Ethnic Validity Ecology And Psychotherapy written by Forrest B. Tyler and has been published by Springer Science & Business Media this book supported file pdf, txt, epub, kindle and other format this book has been release on 2013-11-21 with Psychology categories.


This book has grown out of our individual experiences as well as our shared ones; out of our differences as well as our commonalities; and out of our conflicts as well as our convergences. Among us there are dif ferences in gender; in individual, family, community, and racial histo ries; in life experiences, identities, and career paths; and even in reasons for writing this book. Of course there are also commonalities.

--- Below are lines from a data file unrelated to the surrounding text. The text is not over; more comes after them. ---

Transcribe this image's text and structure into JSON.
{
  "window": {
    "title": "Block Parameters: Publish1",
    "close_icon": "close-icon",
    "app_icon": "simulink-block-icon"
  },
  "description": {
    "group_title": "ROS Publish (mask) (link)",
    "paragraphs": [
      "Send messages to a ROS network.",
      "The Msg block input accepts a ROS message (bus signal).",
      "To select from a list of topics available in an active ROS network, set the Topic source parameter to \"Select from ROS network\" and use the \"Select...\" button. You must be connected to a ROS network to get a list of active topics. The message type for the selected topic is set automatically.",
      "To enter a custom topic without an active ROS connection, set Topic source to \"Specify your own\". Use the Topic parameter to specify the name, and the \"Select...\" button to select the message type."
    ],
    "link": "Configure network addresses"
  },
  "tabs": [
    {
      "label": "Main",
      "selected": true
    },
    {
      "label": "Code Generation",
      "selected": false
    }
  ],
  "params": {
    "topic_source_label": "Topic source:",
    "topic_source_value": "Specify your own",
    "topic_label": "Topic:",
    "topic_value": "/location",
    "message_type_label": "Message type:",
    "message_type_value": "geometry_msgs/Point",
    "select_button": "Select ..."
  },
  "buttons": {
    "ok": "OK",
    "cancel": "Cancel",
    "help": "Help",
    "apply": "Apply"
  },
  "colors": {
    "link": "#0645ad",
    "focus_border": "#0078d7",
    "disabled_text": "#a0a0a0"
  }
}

We enjoy one another's company; we enjoy working together; and we feel en riched from our collaboration. We have written this book out of our complete selves, not just our professional selves. The original objective of our book was to present to practitioners of psychotherapy, trainers of psychotherapists, and psychotherapy stu dents a model of conducting psychotherapy that actively acknowledges and builds upon the ethnic and racial heritage of both therapist and client. We have found that to fulfill that objective we need also to acknowledge and build upon the psychological ecology of the therapist and client; and we also need to outline the kind of research necessary if we are to develop and evaluate the perspectives presented here. Those perspectives are embodied in what we have come to call the ethnic validity model (EVM) of psychotherapy.